A ERSE nota ainda que todos os seus saldos de gerência “posteriores a 2005 estão depositados no IGCP, por tal lhe ser imposto legalmente” e que o valor acumulado entre 2006 e 2016 foi de 11,6 milhões. Assim, embora os 2,44 milhões estejam depositados no IGCP (a agência que gere a tesouraria pública), uma vez que a entidade reguladora não é demandada no processo, aparentemente será aos seus três ex-gestores que caberá, em caso de condenação efectiva, repor o valor, tal como é requerido pelo Ministério Público (que os acusa de terem decidido “voluntariamente” não  transferir o dinheiro, “cientes de que esta sua conduta era ilícita, proibida e financeiramente sancionável”).

Ainda assim, a sentença de absolvição (entretanto revogada) da juíza-conselheira Helena Ferreira Lopes revela que – “face à propositura da acção” e por “solicitação dos demandados” – a ERSE decidiu que, se vier “a ser definitivamente decidido pelo TdC que esse montante deve ser entregue nos cofres do Estado (…), diligenciará no sentido de promover a transferência”.

Antes que a notificação da acção chegasse aos ex-responsáveis da ERSE, em Fevereiro do ano passado, e tal como é possível reconstituir pela consulta da sentença favorável (o acórdão de condenação, que segundo a PGR tem data de Outubro, ainda não foi divulgado), para aqui chegar houve uma longa interacção entre a ERSE e as Finanças. E esta culminou em 2013 com a recusa do regulador em atender ao ofício da Inspecção-Geral de Finanças (IGF) a solicitar a entrega dos 2,44 milhões de euros, amparada em pareceres jurídicos e nas posições do seu conselho consultivo (CC).

Lê-se na sentença que em Julho de 2010, pouco depois da publicação do diploma, a ERSE escreveu ao então secretário de Estado adjunto e do Orçamento, Emanuel Santos, “a solicitar a dispensa do cumprimento” da medida de transferência dos saldos de gerência.
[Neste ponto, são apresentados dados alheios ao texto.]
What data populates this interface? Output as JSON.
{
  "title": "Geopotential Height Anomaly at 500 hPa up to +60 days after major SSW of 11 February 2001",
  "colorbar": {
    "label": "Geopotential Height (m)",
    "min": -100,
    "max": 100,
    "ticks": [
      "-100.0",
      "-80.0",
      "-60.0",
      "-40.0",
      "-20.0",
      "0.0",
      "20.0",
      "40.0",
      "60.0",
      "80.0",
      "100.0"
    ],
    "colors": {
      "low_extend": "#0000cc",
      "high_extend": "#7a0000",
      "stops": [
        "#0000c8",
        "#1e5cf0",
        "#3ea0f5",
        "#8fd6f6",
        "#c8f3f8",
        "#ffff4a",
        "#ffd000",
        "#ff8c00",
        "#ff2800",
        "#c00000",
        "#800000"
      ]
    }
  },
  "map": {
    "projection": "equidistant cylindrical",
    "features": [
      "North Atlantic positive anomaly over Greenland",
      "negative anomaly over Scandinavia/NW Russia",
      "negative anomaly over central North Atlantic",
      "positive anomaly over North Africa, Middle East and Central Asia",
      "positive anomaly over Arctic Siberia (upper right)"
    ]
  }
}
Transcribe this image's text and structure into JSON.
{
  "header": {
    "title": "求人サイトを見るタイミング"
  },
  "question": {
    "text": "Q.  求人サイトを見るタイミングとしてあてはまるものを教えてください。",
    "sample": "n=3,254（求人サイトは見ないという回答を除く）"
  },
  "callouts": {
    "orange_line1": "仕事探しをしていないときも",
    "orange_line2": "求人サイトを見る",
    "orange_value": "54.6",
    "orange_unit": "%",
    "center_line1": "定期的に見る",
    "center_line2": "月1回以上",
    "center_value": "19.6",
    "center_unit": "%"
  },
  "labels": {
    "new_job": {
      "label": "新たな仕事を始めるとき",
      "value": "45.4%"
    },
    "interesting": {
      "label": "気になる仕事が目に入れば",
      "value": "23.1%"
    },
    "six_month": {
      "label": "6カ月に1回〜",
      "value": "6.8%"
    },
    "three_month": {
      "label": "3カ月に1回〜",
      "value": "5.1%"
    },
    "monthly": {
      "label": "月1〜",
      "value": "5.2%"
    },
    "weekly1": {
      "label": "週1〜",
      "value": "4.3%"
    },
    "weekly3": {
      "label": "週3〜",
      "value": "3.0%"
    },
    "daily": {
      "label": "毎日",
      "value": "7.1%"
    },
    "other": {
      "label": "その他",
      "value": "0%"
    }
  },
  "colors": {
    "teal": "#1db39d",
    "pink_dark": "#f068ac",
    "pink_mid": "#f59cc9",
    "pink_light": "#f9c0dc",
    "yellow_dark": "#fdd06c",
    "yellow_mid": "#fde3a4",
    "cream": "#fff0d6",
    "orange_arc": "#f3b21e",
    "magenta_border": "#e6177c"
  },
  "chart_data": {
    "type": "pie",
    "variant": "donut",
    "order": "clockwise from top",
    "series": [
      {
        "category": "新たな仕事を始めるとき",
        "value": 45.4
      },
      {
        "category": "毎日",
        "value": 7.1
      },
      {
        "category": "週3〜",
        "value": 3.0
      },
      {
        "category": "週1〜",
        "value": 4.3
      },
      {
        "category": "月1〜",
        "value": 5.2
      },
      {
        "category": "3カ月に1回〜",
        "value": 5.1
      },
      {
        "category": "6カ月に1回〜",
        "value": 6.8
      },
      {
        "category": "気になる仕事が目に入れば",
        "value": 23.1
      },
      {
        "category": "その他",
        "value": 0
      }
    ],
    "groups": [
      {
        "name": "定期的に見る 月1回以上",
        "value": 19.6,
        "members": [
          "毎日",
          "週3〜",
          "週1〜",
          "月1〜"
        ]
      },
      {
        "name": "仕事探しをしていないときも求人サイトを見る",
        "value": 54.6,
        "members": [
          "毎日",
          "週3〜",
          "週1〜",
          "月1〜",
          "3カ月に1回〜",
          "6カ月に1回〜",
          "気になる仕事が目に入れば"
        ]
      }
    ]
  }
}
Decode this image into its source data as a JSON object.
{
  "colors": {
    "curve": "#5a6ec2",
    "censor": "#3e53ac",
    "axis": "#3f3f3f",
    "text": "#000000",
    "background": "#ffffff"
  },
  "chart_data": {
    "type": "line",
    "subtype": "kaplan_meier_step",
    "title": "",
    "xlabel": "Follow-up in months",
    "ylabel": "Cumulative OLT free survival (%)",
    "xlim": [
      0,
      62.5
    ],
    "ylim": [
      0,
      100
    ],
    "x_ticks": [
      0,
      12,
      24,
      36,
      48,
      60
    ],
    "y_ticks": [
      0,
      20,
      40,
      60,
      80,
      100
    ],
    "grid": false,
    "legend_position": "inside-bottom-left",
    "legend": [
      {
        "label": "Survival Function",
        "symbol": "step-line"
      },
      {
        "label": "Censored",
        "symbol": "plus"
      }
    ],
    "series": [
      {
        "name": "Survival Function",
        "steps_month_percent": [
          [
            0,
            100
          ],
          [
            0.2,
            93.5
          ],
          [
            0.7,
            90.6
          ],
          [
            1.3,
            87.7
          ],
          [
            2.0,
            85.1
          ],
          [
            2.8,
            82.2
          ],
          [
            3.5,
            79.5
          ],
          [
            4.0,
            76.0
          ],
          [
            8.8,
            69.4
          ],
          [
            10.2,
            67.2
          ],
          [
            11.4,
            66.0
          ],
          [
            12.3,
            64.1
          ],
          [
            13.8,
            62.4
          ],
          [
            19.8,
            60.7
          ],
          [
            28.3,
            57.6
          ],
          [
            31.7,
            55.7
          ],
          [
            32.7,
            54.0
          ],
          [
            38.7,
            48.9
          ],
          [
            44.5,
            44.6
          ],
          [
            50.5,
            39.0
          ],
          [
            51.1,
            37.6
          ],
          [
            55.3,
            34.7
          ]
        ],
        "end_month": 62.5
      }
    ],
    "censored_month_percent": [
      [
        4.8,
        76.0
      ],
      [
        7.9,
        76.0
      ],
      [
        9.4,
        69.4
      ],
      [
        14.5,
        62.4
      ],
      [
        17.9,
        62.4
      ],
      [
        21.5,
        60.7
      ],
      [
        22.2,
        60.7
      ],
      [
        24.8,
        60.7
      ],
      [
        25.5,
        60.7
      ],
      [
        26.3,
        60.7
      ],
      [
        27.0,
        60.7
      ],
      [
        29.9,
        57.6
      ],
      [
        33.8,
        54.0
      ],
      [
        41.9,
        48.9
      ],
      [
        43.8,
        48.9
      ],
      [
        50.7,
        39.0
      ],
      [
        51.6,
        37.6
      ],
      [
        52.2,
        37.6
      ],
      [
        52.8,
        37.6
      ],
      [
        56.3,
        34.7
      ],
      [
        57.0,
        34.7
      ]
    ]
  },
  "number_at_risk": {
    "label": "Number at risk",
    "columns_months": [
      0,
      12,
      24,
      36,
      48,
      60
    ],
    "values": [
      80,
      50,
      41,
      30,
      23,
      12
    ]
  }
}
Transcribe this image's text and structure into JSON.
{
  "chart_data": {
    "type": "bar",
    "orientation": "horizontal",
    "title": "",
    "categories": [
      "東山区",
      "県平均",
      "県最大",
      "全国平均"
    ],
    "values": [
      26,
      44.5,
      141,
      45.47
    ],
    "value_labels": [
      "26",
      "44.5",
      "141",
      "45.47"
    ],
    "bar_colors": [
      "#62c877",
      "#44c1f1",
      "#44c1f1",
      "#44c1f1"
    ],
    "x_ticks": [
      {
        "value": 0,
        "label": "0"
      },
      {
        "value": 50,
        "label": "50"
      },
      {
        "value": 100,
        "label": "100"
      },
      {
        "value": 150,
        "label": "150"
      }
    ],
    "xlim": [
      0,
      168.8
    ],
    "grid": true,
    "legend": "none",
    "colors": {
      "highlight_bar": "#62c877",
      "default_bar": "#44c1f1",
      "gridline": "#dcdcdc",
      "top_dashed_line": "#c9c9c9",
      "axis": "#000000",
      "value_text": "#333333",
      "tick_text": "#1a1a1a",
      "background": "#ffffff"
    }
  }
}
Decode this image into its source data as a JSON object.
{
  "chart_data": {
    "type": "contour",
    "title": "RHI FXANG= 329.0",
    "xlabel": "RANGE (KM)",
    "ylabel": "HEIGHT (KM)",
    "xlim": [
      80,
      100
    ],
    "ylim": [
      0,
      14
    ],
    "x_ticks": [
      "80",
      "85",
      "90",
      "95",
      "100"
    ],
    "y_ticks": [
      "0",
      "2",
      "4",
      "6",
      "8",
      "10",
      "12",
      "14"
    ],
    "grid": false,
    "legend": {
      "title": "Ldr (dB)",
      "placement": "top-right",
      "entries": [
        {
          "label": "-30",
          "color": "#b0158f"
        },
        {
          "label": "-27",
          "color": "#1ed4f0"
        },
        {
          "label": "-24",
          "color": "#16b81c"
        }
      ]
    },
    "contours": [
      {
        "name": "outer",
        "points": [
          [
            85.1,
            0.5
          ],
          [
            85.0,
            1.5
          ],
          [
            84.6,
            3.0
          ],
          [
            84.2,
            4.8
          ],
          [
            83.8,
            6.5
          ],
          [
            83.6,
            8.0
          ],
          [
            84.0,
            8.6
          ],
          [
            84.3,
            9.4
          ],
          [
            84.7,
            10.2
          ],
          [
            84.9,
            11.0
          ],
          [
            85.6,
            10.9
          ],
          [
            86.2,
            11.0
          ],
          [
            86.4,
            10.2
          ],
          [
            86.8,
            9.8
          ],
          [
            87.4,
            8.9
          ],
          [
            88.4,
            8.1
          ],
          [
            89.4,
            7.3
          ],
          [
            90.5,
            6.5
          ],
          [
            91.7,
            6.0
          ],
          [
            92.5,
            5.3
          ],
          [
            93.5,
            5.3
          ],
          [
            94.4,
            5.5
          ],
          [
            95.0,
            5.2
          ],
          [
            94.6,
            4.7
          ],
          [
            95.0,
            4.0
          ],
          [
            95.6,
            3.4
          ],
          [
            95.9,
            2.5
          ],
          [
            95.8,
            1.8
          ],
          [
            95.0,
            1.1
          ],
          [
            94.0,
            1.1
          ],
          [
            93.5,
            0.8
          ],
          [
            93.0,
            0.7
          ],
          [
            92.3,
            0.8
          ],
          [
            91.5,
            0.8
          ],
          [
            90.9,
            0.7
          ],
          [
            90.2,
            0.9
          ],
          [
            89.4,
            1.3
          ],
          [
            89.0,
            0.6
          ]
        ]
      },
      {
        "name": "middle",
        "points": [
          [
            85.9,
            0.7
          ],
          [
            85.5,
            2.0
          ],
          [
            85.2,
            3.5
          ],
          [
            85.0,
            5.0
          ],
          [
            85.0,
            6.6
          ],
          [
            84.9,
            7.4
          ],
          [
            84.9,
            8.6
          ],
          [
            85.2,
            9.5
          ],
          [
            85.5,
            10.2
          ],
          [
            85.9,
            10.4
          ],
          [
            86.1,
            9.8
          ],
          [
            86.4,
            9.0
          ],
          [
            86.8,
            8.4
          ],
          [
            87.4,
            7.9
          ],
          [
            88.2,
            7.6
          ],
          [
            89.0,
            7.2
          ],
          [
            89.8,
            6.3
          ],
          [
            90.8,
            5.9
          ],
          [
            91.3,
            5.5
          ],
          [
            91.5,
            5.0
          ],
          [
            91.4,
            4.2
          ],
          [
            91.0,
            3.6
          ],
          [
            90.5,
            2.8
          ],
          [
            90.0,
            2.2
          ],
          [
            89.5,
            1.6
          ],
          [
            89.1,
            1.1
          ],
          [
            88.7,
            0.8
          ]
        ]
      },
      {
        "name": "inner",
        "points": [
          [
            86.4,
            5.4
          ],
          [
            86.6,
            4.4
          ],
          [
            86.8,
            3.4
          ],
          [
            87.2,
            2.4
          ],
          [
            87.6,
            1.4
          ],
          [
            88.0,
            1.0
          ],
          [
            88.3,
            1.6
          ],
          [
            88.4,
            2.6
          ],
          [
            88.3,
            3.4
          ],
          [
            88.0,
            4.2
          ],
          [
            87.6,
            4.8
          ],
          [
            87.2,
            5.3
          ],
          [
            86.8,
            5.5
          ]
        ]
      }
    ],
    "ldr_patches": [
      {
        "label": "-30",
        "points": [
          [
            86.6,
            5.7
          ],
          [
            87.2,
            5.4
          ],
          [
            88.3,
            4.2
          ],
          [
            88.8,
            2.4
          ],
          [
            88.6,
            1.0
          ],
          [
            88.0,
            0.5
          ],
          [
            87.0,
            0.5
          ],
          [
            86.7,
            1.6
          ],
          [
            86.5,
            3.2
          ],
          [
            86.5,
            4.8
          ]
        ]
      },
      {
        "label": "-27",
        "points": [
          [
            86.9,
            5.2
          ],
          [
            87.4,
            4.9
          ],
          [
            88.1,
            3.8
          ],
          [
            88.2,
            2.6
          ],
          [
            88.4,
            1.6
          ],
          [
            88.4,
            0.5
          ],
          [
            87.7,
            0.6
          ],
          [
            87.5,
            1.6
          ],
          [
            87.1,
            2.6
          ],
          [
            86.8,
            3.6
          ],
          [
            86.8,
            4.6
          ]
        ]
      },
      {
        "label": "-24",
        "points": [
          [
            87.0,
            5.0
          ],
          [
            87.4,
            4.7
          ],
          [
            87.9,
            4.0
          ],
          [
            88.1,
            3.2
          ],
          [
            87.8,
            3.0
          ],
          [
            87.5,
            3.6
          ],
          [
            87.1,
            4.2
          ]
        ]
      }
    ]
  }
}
A ERSE baseava-se “no disposto no Artigo 50.º do Decreto-lei n.º 97/2002 [os seus estatutos], que determina que o seu orçamento é financiado pelos consumidores” de electricidade e gás natural, e defendia que esse dinheiro não poderia ser utilizado para outra finalidade que não sustentar o seu funcionamento. Mas a DGO contrapôs dizendo não haver fundamento para a “não aplicação das normas orçamentais em vigor à ERSE” e considerou que o dinheiro deveria ser transferido. Esta informação da DGO foi seguida de um despacho do secretário de Estado (em Outubro) a dizer que a ERSE devia “dar cumprimento à lei”. Face a isto, a ERSE pediu ao CC (um órgão no qual, entre várias entidades, estão representantes do Governo da área das Finanças, Energia e Ambiente) uma posição sobre a aplicabilidade da medida e este, em Novembro, reiterou que os saldos de gerência deveriam reverter para os consumidores.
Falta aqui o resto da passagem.